院長ブログ(No.182 主人公はその人自身)|大阪のがん免疫療法(免疫細胞治療)緑地公園駅 内科 北大阪メディカルクリニック

院長ブログ

No.182 主人公はその人自身

2023年01月14日

このような仕事をしていると、多くの方の最期を見送ってきました。何回も同じようなことを書きますが、「人は必ず死ぬ」という、当然のことがはっきりとわかります。「永遠の命など無い」という自明のことを、はっきりと心と頭と身体に刻んでいきます。

医師になってたしか最初の一か月ほどで7人のかたをお見送りしたでしょうか。まだまだ先輩の後を追い掛けて走るだけの研修医ですから私が主治医ではありませんが、「すごい世界にきた」と思いました。それから30年以上経ち、悪性疾患を主に診る科にいましたから、お見送りしたかたは相当数にのぼります。

以前、「先生たちは、人の死に慣れているでしょう」というようなことを患者さん家族に言われたことがあります。自分の家族が亡くなるような強い思い入れを患者さんにもってこの仕事をしていれば、とても精神的に続きませんから、「慣れる」わけではありませんが、ある程度は冷静に距離を置くことができるようになります。「人は必ず死ぬ」ということをきちんと理解します。医療の限界もわかります。「これ以上は手を出さないほうが良い」という医療の引き際も良くわかるようになります。

いつのころのデータだったが、「自分が癌になった時、最後まで治療を受けるか」という質問に、患者さんは80%、医師は20%と、全く逆の数字が出されました。つまり、医師は医療の限界、治療の引き際を知っているということだと思います。

そして、人が亡くなるとき「主人公はその患者さん自身である」という思いが、年月を重ねるごとに強くなってきました。主人公は命を終える患者さん、家族は脇役。医療従事者はある意味付け足し。つまり、死期が間近に迫っているとき、呼吸が止まりそうになとき、血圧が下がってきたとき、ご家族に部屋の外で待っていてもらって、医療者が点滴だ、心臓マッサージだ、挿管だ、と患者さんに侵襲を加えることは良くないのではないか、と思うようになりました。

勿論、事故だったり、梗塞だったり、喘息の重積発作だったりと、「今を助ければ元気」になるのであれば、一時的な侵襲がいかにあろうとも、積極的な治療をするべきです。しかし、何か月、何年と治療を受けてきた、幾多の辛い検査も受けてきた。
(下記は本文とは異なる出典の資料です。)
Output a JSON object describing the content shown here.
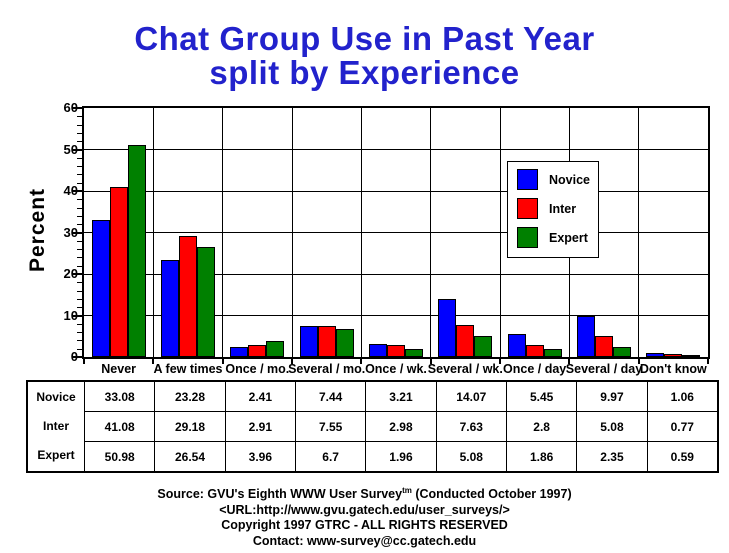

または寿命を生きてきて穏やかに天への道を上り始めようとしているかたに、無意味な(敢えて「無意味」と書きますが)、延命治療は本人の望むところではないと思います。それは「治療」ではありません。

病院で最期を迎える時、その同じ空間に医師や看護師がいたほうがいいのでしょうか。「死」を受けいれているご本人、ご家族であれば、家族だけにしておいて欲しい、と思うのではないでしょうか。余計な他人である医療従事者なんていない方がいいでしょう。

呼吸回数が段々少なくなってきた際に「お父さん、さあ、もう一回息を吸って!」「お姉ちゃん、頑張って!」と言われるご家族の気持ちがわからないでもありません。「しっかりとしたお別れ」なんてなかなかできないかもしれません。しかし、「立派だった」「ありがとう」「よく家族の為に頑張ってくれた」「ゆっくりと休んでね」といわれる家族のかたもおられます。

いろんな事には、準備・練習が必要です。料理でも、競技会でも、受験でも、いきなりの本番で良い結果が出るわけはありません。「死」の準備なんて嫌だと思うかもしれませんが、必ず起こることに対して目を背けていれば納得した結果が得られないのは当然でしょう。自分が、家族が終末期を迎えたとき、肋骨が折れるような心臓マッサージが必要なのか、胃瘻が必要なのか、点滴が必要なのか。

「生きていて欲しい」という家族の気持ちはわかりますが、患者さんにとってどうすることが良いのかを考えておくことは納得した最期を迎えるためには大切です。主人公はあくまでも本人です。